What awaited me was a climb up Mount Madison, my introduction to the Presidentials and my tallest mountain to date. I walked the five miles to the base and fueled up with peanut butter and the last of the apples that Cosmonaut sent with me. Below treeline, the climb was steep and rocky, but I paced myself and I soon popped out above treeline. The climbing got less steep but the terrain changed to boulders and the wind began to blow, unblocked by pine trees. To my left I could see Mount Washington, a black ribbon of asphalt stretching up to its still-clouded summit. The sun shone at intervals even though it began to sprinkle. I donned my pack cover, which made it stop raining. Some figures came into view on Mount Madison's peak. Once I summitted, I saw that there was a veritable party. At least 7 people awaited me. Among them was a man that had just climbed the last of New Hampshire's 4000-foot peaks. He poured me a glass of wine and I celebrated my own accomplishment of reaching over a mile high. Katahdin fell 13 feet short, but Madison beat its height by almost 200 feet. I grinned as the beauty of the day finally washed over me in full. Across the sunny valley, I saw the mountains I had climbed since Gorham: Moriah, Carter, Hight, Carter Dome, Wildcat. They all looked deceptively smooth and round. I saw US 2 stretching through Gorham and Mount Washington's towering summit. Luckily, I've done my climbing and can just walk across the ridge to our slightly taller neighbor, where a snack bar awaits.

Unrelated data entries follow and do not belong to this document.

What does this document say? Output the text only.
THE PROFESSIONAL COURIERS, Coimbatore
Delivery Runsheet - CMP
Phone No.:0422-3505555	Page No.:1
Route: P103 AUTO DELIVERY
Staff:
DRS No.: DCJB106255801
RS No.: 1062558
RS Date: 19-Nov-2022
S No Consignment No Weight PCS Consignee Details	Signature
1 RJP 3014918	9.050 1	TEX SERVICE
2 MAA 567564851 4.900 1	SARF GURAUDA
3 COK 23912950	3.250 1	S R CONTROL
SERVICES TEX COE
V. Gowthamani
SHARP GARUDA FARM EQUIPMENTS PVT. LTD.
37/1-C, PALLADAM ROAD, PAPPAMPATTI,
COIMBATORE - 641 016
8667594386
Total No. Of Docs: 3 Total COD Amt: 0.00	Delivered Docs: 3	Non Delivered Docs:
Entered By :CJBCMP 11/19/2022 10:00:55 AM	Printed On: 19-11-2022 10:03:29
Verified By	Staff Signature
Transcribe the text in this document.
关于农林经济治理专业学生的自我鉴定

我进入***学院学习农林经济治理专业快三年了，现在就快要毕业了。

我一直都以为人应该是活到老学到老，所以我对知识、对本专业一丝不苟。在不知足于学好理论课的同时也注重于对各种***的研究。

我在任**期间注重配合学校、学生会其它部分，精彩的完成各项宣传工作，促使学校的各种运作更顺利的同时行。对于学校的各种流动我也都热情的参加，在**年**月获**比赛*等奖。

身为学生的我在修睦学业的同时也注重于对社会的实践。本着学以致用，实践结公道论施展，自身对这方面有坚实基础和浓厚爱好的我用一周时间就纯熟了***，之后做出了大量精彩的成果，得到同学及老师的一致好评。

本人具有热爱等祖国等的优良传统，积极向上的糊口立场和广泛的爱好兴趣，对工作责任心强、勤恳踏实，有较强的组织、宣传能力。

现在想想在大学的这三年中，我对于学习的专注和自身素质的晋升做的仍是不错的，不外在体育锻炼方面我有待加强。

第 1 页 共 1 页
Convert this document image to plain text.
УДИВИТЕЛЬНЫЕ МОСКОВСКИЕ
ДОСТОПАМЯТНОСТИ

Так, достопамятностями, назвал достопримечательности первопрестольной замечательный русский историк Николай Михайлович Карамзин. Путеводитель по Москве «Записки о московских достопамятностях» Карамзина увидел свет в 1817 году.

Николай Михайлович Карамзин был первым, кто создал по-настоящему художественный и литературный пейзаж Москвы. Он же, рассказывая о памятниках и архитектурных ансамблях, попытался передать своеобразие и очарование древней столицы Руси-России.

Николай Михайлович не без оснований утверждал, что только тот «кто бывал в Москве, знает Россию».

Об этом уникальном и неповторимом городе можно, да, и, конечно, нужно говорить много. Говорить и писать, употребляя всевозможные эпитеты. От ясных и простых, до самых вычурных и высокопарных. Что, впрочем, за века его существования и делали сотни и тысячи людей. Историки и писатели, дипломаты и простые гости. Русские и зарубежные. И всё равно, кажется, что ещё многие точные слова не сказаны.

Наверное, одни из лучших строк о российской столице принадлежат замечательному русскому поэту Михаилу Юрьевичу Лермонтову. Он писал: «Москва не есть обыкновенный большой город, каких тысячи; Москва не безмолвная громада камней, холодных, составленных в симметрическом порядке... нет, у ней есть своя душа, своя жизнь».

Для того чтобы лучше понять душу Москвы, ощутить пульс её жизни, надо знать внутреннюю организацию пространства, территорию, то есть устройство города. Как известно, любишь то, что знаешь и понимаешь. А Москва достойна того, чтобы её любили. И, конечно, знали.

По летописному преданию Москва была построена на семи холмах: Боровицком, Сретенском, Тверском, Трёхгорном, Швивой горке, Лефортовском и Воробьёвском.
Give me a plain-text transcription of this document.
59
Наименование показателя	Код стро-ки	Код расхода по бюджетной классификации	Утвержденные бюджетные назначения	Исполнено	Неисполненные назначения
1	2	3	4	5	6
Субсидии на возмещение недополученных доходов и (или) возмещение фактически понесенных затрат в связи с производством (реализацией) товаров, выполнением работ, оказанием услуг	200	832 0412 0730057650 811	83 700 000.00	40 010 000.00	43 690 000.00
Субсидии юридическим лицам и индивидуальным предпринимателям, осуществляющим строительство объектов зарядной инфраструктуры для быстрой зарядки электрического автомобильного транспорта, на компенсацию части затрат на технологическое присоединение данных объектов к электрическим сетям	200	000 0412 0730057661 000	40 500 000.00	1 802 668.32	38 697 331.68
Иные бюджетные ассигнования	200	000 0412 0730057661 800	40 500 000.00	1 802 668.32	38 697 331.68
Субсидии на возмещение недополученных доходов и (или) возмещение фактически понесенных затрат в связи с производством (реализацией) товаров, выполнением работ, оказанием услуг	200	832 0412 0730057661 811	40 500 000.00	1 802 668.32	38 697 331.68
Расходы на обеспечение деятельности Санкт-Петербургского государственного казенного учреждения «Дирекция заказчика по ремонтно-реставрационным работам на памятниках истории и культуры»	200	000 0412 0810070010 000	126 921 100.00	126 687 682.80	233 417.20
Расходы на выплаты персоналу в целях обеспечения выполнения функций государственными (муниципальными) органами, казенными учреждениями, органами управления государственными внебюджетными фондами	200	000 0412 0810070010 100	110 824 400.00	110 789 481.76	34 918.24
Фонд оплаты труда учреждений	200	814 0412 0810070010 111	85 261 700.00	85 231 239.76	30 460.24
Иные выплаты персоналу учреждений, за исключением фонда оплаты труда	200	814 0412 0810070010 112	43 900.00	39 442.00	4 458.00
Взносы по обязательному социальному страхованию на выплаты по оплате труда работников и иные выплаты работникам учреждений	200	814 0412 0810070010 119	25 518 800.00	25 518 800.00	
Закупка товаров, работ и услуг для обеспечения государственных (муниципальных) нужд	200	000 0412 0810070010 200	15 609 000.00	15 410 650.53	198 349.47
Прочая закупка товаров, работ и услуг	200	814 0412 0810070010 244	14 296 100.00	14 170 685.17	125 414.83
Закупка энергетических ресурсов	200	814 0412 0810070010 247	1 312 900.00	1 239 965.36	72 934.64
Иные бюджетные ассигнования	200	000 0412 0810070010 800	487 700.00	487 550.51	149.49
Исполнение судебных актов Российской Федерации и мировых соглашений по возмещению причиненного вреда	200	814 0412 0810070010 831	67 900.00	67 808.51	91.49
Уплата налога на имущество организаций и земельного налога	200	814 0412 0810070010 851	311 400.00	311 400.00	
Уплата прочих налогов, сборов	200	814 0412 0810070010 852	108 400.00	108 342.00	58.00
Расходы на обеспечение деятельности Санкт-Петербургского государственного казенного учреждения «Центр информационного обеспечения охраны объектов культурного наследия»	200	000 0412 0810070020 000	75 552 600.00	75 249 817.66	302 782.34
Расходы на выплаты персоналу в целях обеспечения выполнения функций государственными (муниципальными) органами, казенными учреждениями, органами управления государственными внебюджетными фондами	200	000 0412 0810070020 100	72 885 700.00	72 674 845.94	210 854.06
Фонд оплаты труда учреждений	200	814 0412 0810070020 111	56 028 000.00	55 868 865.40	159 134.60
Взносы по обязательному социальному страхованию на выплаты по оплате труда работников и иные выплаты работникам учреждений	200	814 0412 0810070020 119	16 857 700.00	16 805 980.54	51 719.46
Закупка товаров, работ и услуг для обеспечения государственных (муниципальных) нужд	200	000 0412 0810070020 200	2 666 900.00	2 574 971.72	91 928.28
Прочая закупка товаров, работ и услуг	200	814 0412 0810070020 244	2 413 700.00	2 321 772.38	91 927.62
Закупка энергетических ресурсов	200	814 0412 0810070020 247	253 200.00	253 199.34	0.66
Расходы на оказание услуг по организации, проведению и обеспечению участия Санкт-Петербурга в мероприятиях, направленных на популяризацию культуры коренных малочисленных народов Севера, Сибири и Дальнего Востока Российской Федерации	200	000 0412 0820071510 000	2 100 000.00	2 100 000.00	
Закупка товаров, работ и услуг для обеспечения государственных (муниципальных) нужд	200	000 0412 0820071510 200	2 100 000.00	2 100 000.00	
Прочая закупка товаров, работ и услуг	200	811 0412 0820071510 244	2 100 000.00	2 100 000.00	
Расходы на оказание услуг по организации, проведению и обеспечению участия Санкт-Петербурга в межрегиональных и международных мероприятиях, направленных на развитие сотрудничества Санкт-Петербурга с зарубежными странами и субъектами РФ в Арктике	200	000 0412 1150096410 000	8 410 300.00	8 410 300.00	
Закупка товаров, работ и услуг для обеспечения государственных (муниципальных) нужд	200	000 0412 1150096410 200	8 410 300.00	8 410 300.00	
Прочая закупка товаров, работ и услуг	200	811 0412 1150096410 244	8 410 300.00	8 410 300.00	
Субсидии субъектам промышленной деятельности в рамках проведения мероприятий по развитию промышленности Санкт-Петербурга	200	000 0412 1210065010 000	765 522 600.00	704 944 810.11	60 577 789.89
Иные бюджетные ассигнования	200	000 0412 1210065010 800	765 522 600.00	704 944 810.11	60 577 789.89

Tonight, my timing was perfect and I lucked in to another work-for-stay position. I am joined in my indentured servant position by three other hikers: Blue Moon, a northbounder, and Newton and Kermit, a father-son duo who are doing a flip-flop. They began hiking on June 1 in New York, and upon reaching Katahdin, they will return to New York and hike southward. I really enjoyed the company of these three. We shared tips about the trail ahead and talked about our motivation. As we waited for the guests to finish their dinner, we went insane from the delicious smells. After dinner, Blue Moon completed his "chore" of speaking holding a Q and A session about his thru hike for the guests. He's a good speaker and got people really interested. They gave him snacks and crowded around him for more questions after the session was over. We all kind of became celebrities, and I was glad the paying guests found us interesting. I can't believe I was so anxious about the Whites, because at this moment I'd say this is the most beautiful part of my trip. I will go to sleep tonight supremely happy.